It’s an old joke: a man tries to cure his headache by banging his head against the wall. This is the life of a fiction writer trying to get published. I can’t speak for non-fiction as I don’t write it, except for now, but there are hordes of fiction writers out there. Some are like the gentleman who said he creates stories in his mind every day but doesn’t write them down. Some day he will. At that moment he will join the rest of us in the ocean called “sending it out.” We are like a school of fish, friendly little fish, but fish that are all swimming in the same direction. For this gentleman I feel I should give a fair idea of what it’s like to get a piece of fiction published.
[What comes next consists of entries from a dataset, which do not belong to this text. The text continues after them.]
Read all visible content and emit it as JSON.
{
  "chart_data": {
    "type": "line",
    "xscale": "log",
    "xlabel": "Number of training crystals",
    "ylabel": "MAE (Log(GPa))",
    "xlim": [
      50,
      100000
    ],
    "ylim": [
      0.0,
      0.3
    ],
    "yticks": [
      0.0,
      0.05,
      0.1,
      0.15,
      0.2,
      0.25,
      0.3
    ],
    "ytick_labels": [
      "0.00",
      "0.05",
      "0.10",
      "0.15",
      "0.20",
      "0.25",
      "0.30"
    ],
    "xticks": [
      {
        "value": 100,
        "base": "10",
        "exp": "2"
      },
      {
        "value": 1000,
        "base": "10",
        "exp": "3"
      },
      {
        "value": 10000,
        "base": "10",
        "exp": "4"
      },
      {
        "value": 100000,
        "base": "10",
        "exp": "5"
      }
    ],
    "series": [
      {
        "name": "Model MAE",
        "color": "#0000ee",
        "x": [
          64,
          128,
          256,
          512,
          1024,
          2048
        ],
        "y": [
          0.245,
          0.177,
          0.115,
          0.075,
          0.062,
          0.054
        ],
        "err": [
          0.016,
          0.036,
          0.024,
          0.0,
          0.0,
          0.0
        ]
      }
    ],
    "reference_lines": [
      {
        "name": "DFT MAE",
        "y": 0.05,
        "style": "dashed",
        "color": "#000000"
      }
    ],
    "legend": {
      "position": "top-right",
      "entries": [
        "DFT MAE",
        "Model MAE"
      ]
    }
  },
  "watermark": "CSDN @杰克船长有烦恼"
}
Let’s take a hypothetical writer who for this piece I will call, me. I write a short story one day and immediately see it as a hit. It’s raw and needs help, but I know it has the makings of brilliance. I rewrite it a couple times. It’s getting better; I think it’s almost there. I bring it to my writing group. They love it, but have a few suggestions. I take home their copious revisions for review. Some I like, some I don’t agree with, and so begins another round of rewriting. I look for repeated, unnecessary words. I change things around. I let it sit for a week or two and look at it again. Rewrite it again. It’s damn near perfect.
Now I start to look for appropriate venues to send it to, both online and in print. I read, and read, and read, and there it is—the perfect literary magazine. In fact that’s its name, The Perfect Literary Magazine. I follow all the guidelines and send it off. It will take four to six months to hear back from the PLM but they don’t ask for exclusivity so I keep reading and looking for places to send it. Some reject me in no time at all. It takes longer for others. Some kind editors tell me why they are rejecting it, maybe even make suggestions. Most do not.
In the meantime, I begin to rewrite it some more. I rewrite the beginning, change the ending. Now I’m unhappy because I sent it to PLM way too early and it is a much better story now. Sure enough, six months down the road The Perfect Literary Magazine sends me an email: “Dear Me, We read your story with great interest . . . blah, blah, blah.”
I am crestfallen. The last rewrite was so much better. Why did I send it off so soon? I think about moving it from my short story folder to the works in progress folder, otherwise known as the never-to-be-seen-again folder. I think about drinking in the afternoon.
But wait—I have been sending it out all this while. I have forgotten how many places I have sent it due to the fact that I can’t stand to look at my submissions log for fear of day-long depression. One was a magazine that asked for my best work. In fact that’s its name: Send Us Your Best Work.
One day I open my email and see that there is a message from Send Us Your Best Work. I moan. Oh no, another rejection. But this time the first word in the email is “Congratulations!” They love it! They want to publish it in the next issue! They have only a few, minor, suggestions.
I am ecstatic, of course, but I wonder—why does my head hurt so much?